Stephen Adam, The Linen Bleachers, 1878, stained glass (Reader note: Click on image to enlarge.)


        As noted on the very interesting and informative Maryhill Burgh Halls website:

        "A bleachworks was founded on Maryhill Road (the part then called New City Road) in 1855, but this was within the Glasgow City boundaries, and it engaged in chemical bleaching without bleachfields. There was a linen bleachfield at Dalsholm in the eighteenth century, but this was moved to the Vale of Leven in 1770.

        There was only one linen mill of any size in Glasgow by Adam’s time, at St Rollox and it didn’t use bleachfields either. It may have been a cotton bleachfield, for the Kelvindale Mills, but cotton was also bleached chemically by the 1870s. A possibility is that this is an historical image, relating to Maryhill’s pre-1870 past, a lapse from the pattern of the other panels, which show contemporary workplace situations. 
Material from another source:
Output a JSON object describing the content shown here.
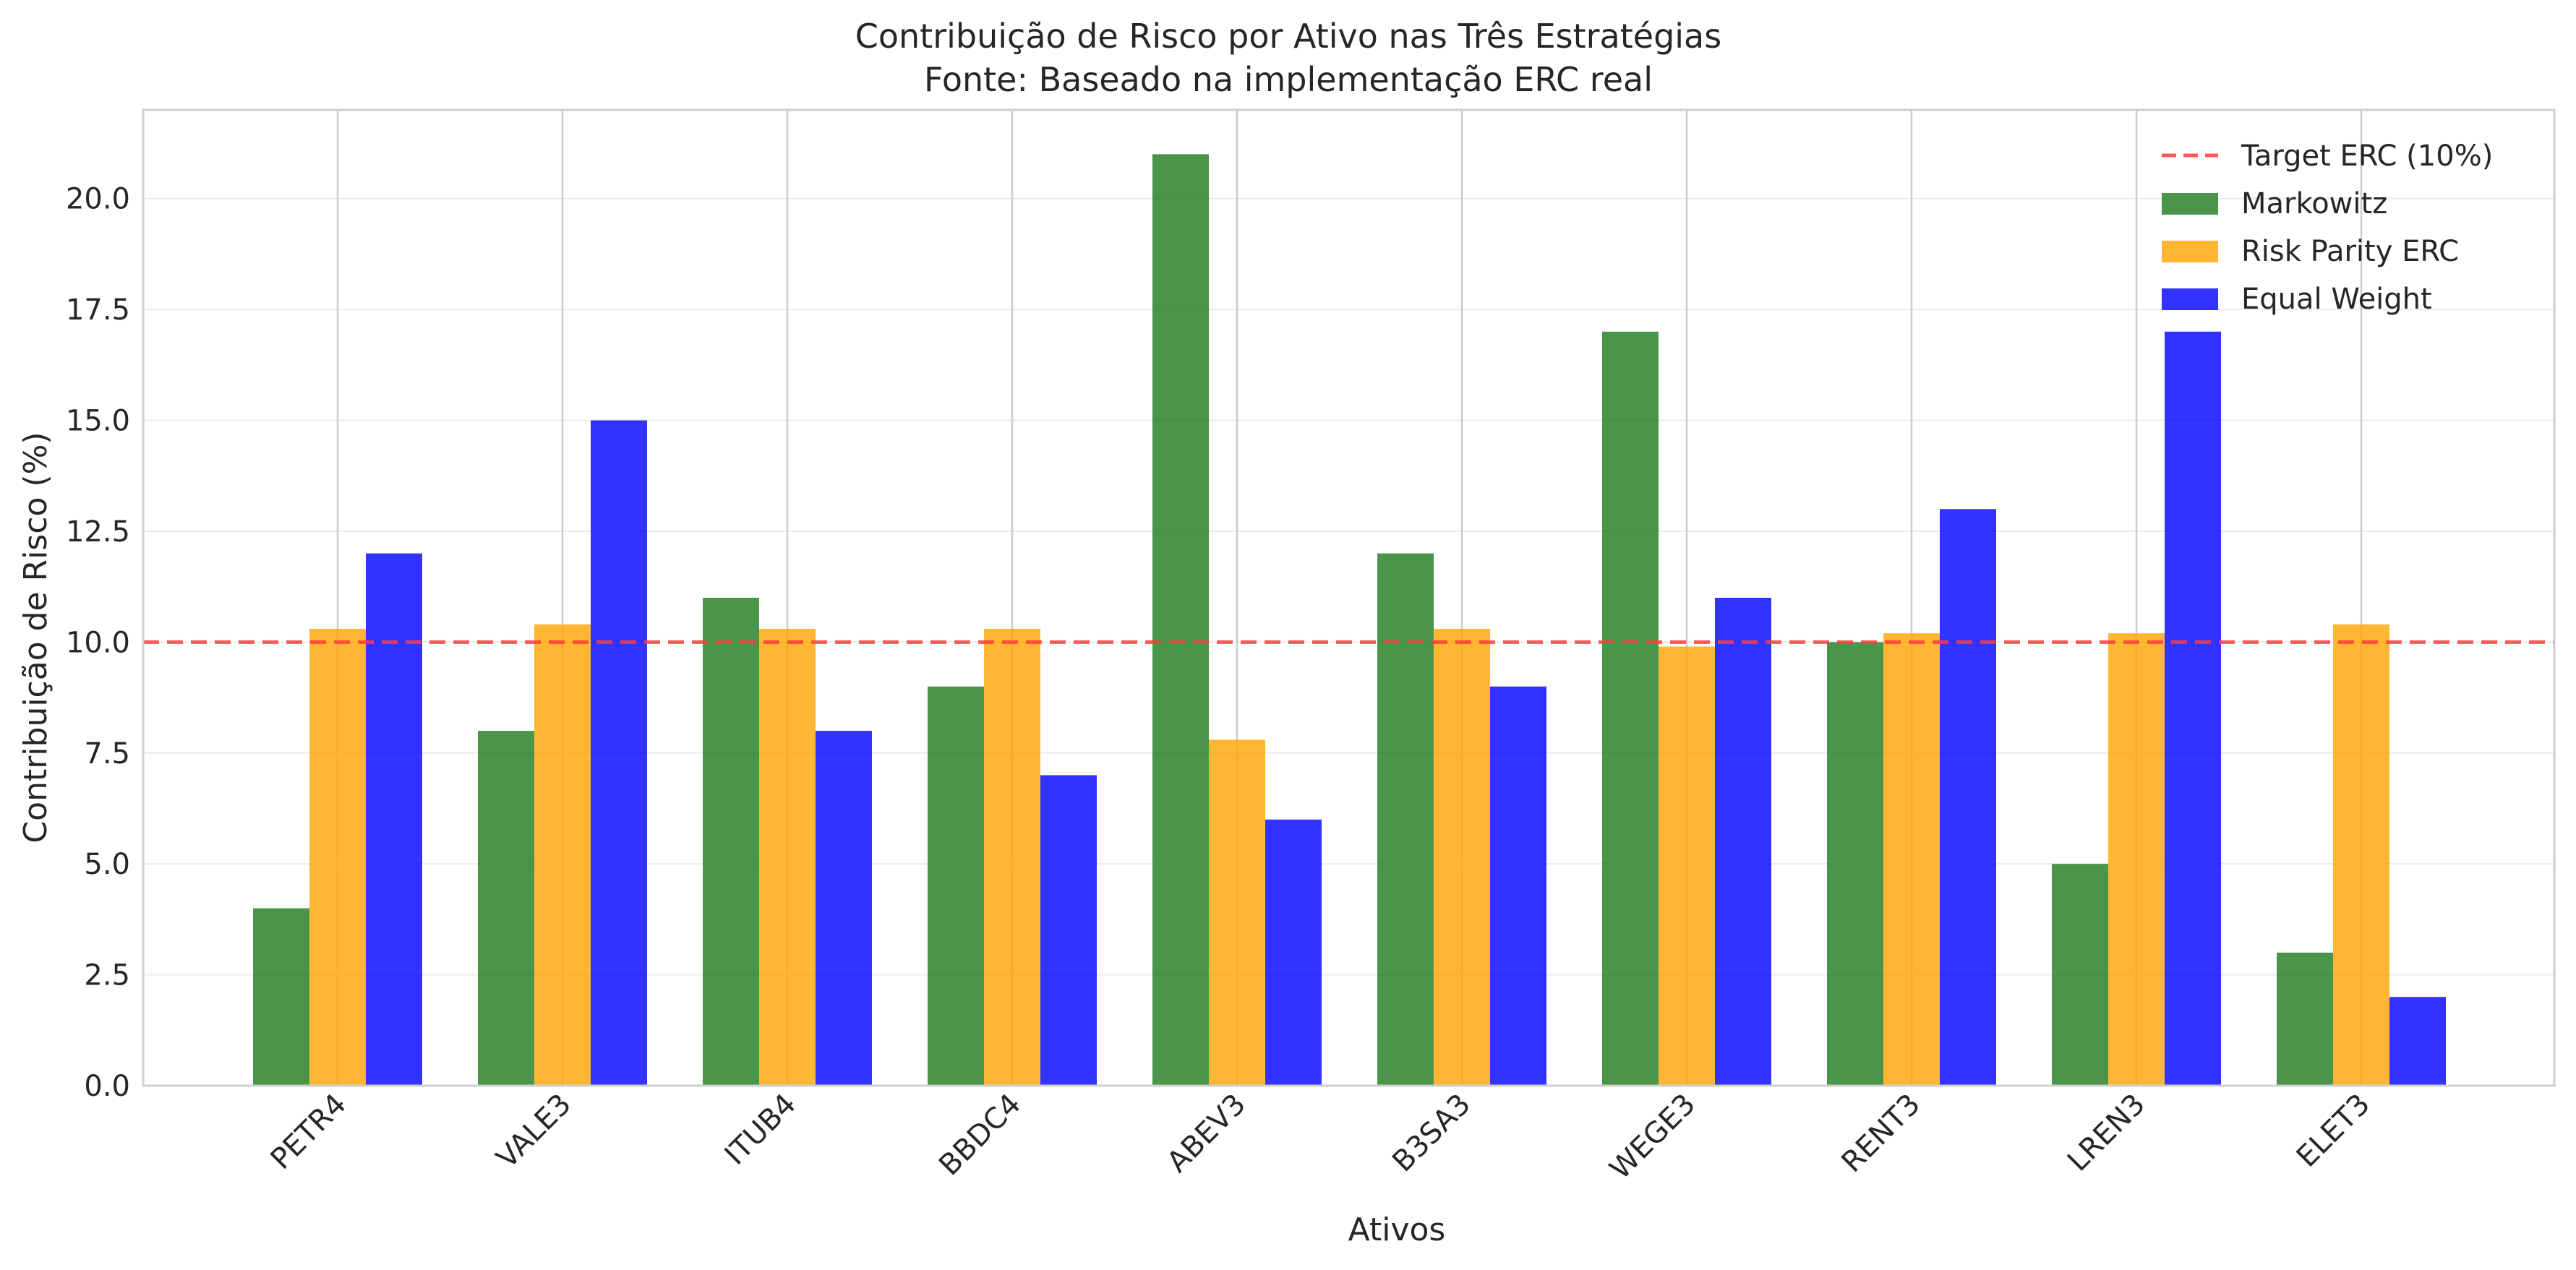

        These two women are spreading linen out to bleach in the sun. There were many bleachfields on open ground on the outskirts of Glasgow by the end of the 18th century. With the invention of bleaching powder in 1799 bleachfields began to disappear from the countryside around the city."

        As for "disaster tourists", that's entirely another, horrible kettle of fish.  As described by Wikipedia, "Disaster tourism is the act of traveling to a disaster area as a matter of curiosity.  The behavior can be a nuisance if it hinders rescue, relief and recovery operations."  Wikipedia adds, oddly but I suppose helpfully, "if not done because of pure curiosity, it can be catalogued as 'disaster learning'."

        I can easily see how in the past a person in Holland might venture to a beach to see the tragic, but highly unusual sight of a beached whale.  I recall one instance in my own childhood growing up near the seashore on Long Island in New York where I was taken to such a scene.  However, the photographs below of "disaster tourists" in Sleman, Yogyakarta in Java visiting the site of the 2010 Mount Merapi eruptions, which accompanied this Agence-France Presse article from February 7th, should give pause (at the very least) and provoke a strong reaction and rueful self-examination. (At least it does in me.)  That being said, and as the article observes, disaster tourism does support and possibly assist in reviving devastated local economies.  I suspect that "disaster tourism" (and perhaps the "disaster tourist gene") has always been around and that it's only recently that the media (and the tourism industry) has given it a name (which curiously makes its way into the press releases of august Dutch museums announcing important exhibitions of older national art by some of their greatest artists).  We ourselves visited the 9/11 World Trade Center site following the terrorist attack in 2001 (of course, we were New Yorkers; it was our city that was attacked), but thought of it more as an act of "bearing witness" to the tragedy that had occurred, rather than a frolic and detour to observe something that had no connection to us and would have no connection to us in the future. 

       As Alphonse Karr would say, "plus ça change, plus c'est la même chose".